O chamado Magistério é o responsável pelo grande debate em torno da história. Com características claramente religiosas, os sacerdotes que representam essa organização de poder não medem esforços para dominarem o pensamento da população. A polêmica gira em torno do chamado “Pó”, uma substância secreta que, em teoria, liga homens, dimons e outros mundos, paralelos ao nosso.
A trama de “A Bússola de Ouro” é extremamente complicada. Conflitos claramente religiosos, dramas existenciais e uma complexa viagem ao norte colocam Lyra em meio a um cenário que nem ela nem nós somos capazes de entender. Tirada da Faculdade por uma doce, mas misteriosa senhora, interpretada por Nicole Kidman, Lyra descobre que crianças desaparecidas têm muito haver com seu lugar no mundo e o destino de um objeto, a bússola de ouro. O aletiômetro dourado é capaz de dizer a verdade sobre qualquer coisa, mas somente alguém especial pode ler seus símbolos complicados. Lyra é essa pessoa.
![]()
Muita coisa acontece nesse filme que tem todo o potencial para ser um épico, mas a compreensão é dificultada. Talvez “A Bússola de Ouro” se tornasse muito mais claro sem as grandes cenas de ação ou o cuidado com o qual cada dimon foi criado. Entretanto, sem brigas entre ursos polares, vôos de dirigível e diálogos entre atores e animais desenvolvidos digitalmente, o filme perderia grande parte de sua qualidade.
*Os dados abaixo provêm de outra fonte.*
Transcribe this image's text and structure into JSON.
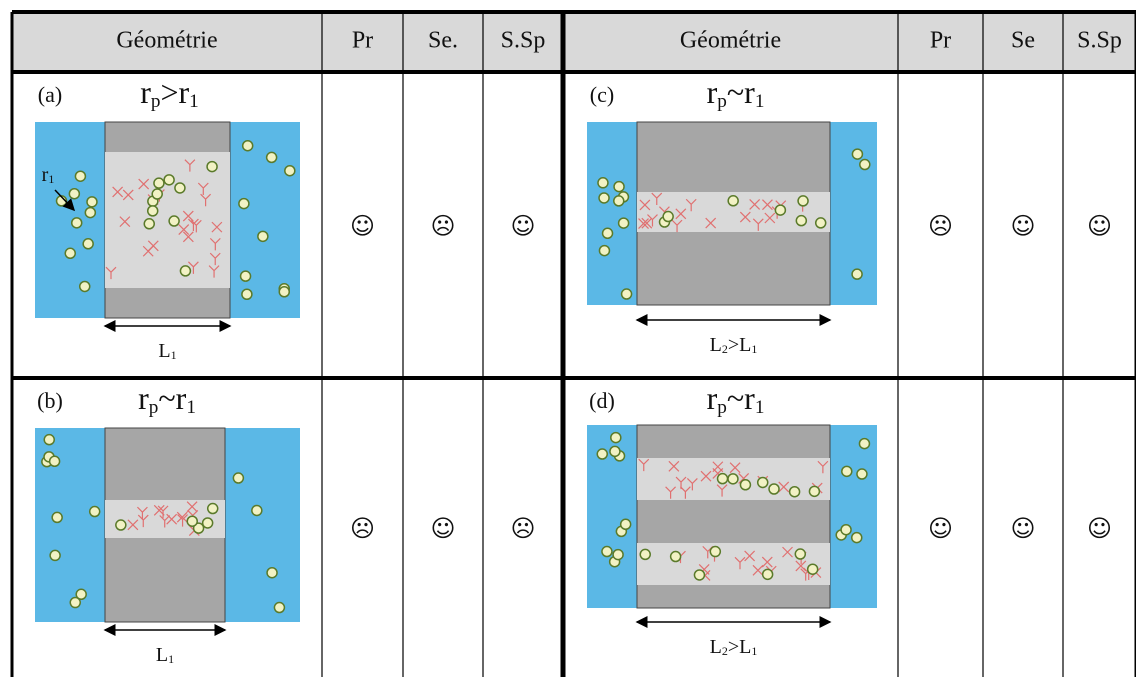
{
  "header": {
    "left": [
      "Géométrie",
      "Pr",
      "Se.",
      "S.Sp"
    ],
    "right": [
      "Géométrie",
      "Pr",
      "Se",
      "S.Sp"
    ]
  },
  "rows": [
    {
      "left": {
        "label": "(a)",
        "condition": [
          "r",
          "p",
          ">",
          "r",
          "1"
        ],
        "radius_label": [
          "r",
          "1"
        ],
        "length": [
          "L",
          "1"
        ],
        "ratings": [
          "☺",
          "☹",
          "☺"
        ]
      },
      "right": {
        "label": "(c)",
        "condition": [
          "r",
          "p",
          "~",
          "r",
          "1"
        ],
        "length": [
          "L",
          "2",
          ">",
          "L",
          "1"
        ],
        "ratings": [
          "☹",
          "☺",
          "☺"
        ]
      }
    },
    {
      "left": {
        "label": "(b)",
        "condition": [
          "r",
          "p",
          "~",
          "r",
          "1"
        ],
        "length": [
          "L",
          "1"
        ],
        "ratings": [
          "☹",
          "☺",
          "☹"
        ]
      },
      "right": {
        "label": "(d)",
        "condition": [
          "r",
          "p",
          "~",
          "r",
          "1"
        ],
        "length": [
          "L",
          "2",
          ">",
          "L",
          "1"
        ],
        "ratings": [
          "☺",
          "☺",
          "☺"
        ]
      }
    }
  ]
}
É equivocado chamar o filme de “o novo ‘Senhor dos Anéis’”, mas nem por isso o filme perde seu mérito. É uma excelente aventura, com conteúdo para maiores de idade e belos efeitos visuais, capazes de atordoarem qualquer um. O que falta é simplicidade. Philip Pullman se perde em sua obra ao tentar aplicar mais magia e mistério na religião. Tudo isso foi transferido para o cinema, algo que, aliás, deve ser destacado. A adaptação para a tela grande é bem feita, mas implica em levar ao público uma história cheia de altos e baixos não necessariamente explicados.
Como Lyra, Asriel e Sra. Coulter, o detalhe mais interessante de “A Bússola de Ouro” são os dimons. A ligação entre dimons, humanos e Pó seria suficiente para arrastar aventuras por 350 páginas e transformar-se em 113 minutos de projeção. Com tantas histórias, tantas coisas reprimidas, tantos efeitos surpreendentes e personagens, humanos ou não, “A Bússola de Ouro” perde facilmente seu potencial. Não há defeitos notáveis no filme de Chris Weitz, somente excessos que nos deixam atordoados.